- Interactive map of Chaikyne
- Chaikyne Location of Chaikyne Chaikyne Chaikyne (Ukraine)
- Coordinates: 52°10′03″N 32°59′47″E﻿ / ﻿52.16750°N 32.99639°E
- Country: Ukraine
- Oblast: Chernihiv Oblast
- Raion: Novhorod-Siverskyi Raion
- Hromada: Novhorod-Siverskyi urban hromada
- Founded: 1750

Area
- • Total: 0.52 km^{2} (0.20 sq mi)
- Elevation: 180 m (590 ft)

Population (2001 census)
- • Total: 296
- • Density: 570/km^{2} (1,500/sq mi)
- Time zone: UTC+2 (EET)
- • Summer (DST): UTC+3 (EEST)
- Postal code: 16014
- Area code: +380 4658

= Chaikyne, Chernihiv Oblast =

Chaikyne (Чайкине) is a village located in the Novhorod-Siverskyi Raion in the Chernihiv Oblast of northern Ukraine. It forms part of the Novhorod-Siverskyi urban hromada, one of the hromadas of Ukraine.

==History==
On 12 June 2020, in accordance with the decree of the Cabinet of Ministers of Ukraine No. 730-r "On the determination of administrative centers and approval of the territories of territorial communities of Chernihiv Oblast", Chaikyne became part of the Novhorod-Siverskyi urban hromada. On 17 July 2020, as a result of the administrative-territorial reform, the village retained its place in Novhorod-Siverskyi Raion, which became larger in area.

== Geography ==
The Chaikyne is located in the north of Ukraine, in the north-eastern part of Chernihiv Oblast, within the Novgorod-Siverskyi Raion. Chaikyne is located on the slopes of the Dnieper Lowland, on the Desna basin, the left tributary of the Dnieper.

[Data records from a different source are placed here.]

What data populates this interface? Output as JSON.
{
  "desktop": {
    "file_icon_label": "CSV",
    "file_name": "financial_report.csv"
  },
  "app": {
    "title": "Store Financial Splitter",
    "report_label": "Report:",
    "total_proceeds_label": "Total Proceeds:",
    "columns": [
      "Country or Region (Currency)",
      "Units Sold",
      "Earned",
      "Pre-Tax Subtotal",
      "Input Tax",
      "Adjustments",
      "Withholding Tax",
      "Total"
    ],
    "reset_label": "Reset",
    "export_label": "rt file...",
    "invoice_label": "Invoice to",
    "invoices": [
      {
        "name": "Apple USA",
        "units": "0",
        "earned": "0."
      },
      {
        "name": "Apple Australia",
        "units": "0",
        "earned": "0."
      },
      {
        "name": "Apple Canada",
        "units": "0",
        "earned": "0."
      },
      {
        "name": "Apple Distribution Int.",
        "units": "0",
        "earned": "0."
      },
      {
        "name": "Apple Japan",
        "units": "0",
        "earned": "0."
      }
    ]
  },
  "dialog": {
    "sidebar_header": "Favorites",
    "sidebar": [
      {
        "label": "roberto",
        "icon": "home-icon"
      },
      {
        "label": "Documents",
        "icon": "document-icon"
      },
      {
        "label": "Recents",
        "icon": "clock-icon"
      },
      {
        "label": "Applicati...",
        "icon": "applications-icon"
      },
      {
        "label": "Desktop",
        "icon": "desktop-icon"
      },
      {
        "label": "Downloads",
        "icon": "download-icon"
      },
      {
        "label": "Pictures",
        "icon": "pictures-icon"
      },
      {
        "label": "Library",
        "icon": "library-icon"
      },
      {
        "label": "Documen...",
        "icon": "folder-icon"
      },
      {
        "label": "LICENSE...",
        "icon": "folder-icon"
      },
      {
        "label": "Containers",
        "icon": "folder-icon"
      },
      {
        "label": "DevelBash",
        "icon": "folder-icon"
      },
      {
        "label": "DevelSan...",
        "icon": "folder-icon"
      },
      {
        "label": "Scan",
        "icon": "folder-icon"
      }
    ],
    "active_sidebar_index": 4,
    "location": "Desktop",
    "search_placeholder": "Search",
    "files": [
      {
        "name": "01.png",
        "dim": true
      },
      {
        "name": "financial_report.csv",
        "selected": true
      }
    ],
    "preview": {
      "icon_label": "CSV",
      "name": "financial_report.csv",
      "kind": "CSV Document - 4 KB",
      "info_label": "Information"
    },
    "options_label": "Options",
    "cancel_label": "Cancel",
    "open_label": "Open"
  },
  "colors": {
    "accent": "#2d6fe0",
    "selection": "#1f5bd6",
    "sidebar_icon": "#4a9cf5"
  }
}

The climate is moderately continental. Winter is cool, summer is not hot. The average temperature in July is +19 °C, in January -7.5 °C. The maximum precipitation falls in the summer in the form of rain. The average annual amount is from 650 to 700 mm, changing from west to east.

The Chaikyne located in the natural zone of mixed forests, in Polissia. Among the trees in the forests, pines, oaks dominate. The most common soils in the area are podzol soils.

==Attractions==
At the entrance to Chaikyne there is a memorial sign, the inscription on which reads: "Chaikyne is the birthplace of the President of Ukraine Leonid Kuchma". Also in the village, there is a monument to the soldiers of the Red Army who died in World War II and a large Orthodox cathedral built during the presidency of Leonid Kuchma.

==Notable people==
Chaikyne is the birthplace of Leonid Kuchma, the second president of Ukraine.